As noted, all of the towns of the Platform are dependent on the coal industry, specifically coal mines. Most of them had been working for decades, they are outworn and unprofitable, and the long-waited phaseout is needed or even required for them. Closed coal mines are hard to maintain even in a peaceful country. Water collects in the hallows that once were the mines and may wash out the toxins and dangerous substances into the underground waters, penetrating into both surface water bodies and public water sources. Therefore, when the mine is closed, water pumps have to keep working to prevent it.
Russian missiles repeatedly hit coal facilities, so most of the mines aren`t currently working. In Selydove the mine lacks people because lots of workers have fled from the war. In Toretsk three coal mines stopped after several shellings. In Novodonetske, however, three local mines keep working even under attacks. Two of them are equipped with generators to power water pumps and secure the safe evacuation of the workers in case of a power outage. Some of the mines in the region don`t extract coal anymore, but still electricity is needed to pump out water. If the supply disrupts, it may cause the flooding and lead to an ecological disaster.

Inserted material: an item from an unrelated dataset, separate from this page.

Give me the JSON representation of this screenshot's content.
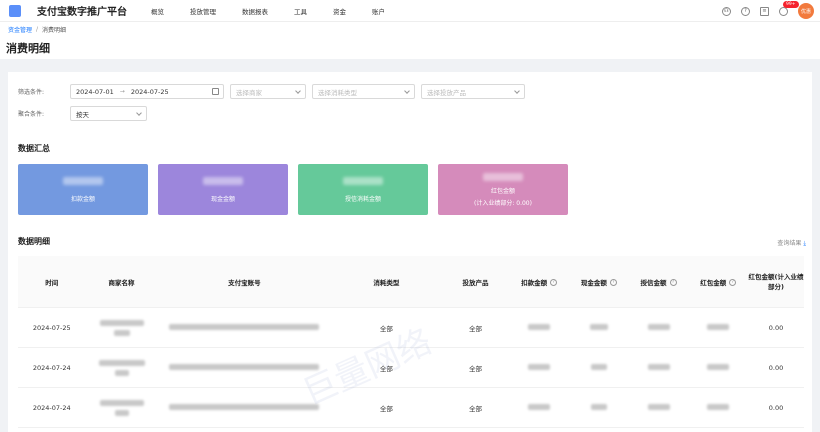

This was a problem even before the invasion. The Platform looked at potential solutions to purify pumped mine water and reuse it in the public water supply. After the full-scale russian invasion, this plan was delayed, but not abandoned. Myrnohrad conducts preparatory analyses and is ready to keep working on the project though the future of the region is still unsure.
Small, cozy and quiet towns are not just places around coal mines – they are homes of tough and brave people. It took a lot of courage to start phasing out the industry they were born around and have grown with. It takes even more courage to maintain life in the towns with the war next door. Looking at how they fight for survival now, one may have no doubts – they will win now, and they will win tomorrow when they return to their fight for a just and green future.
Coal towns of Donetsk Oblast still need:
- Water tanks and tankers
- Drilling of wells
- Installation of sanitary modules
- Installation of mobile water purification stations.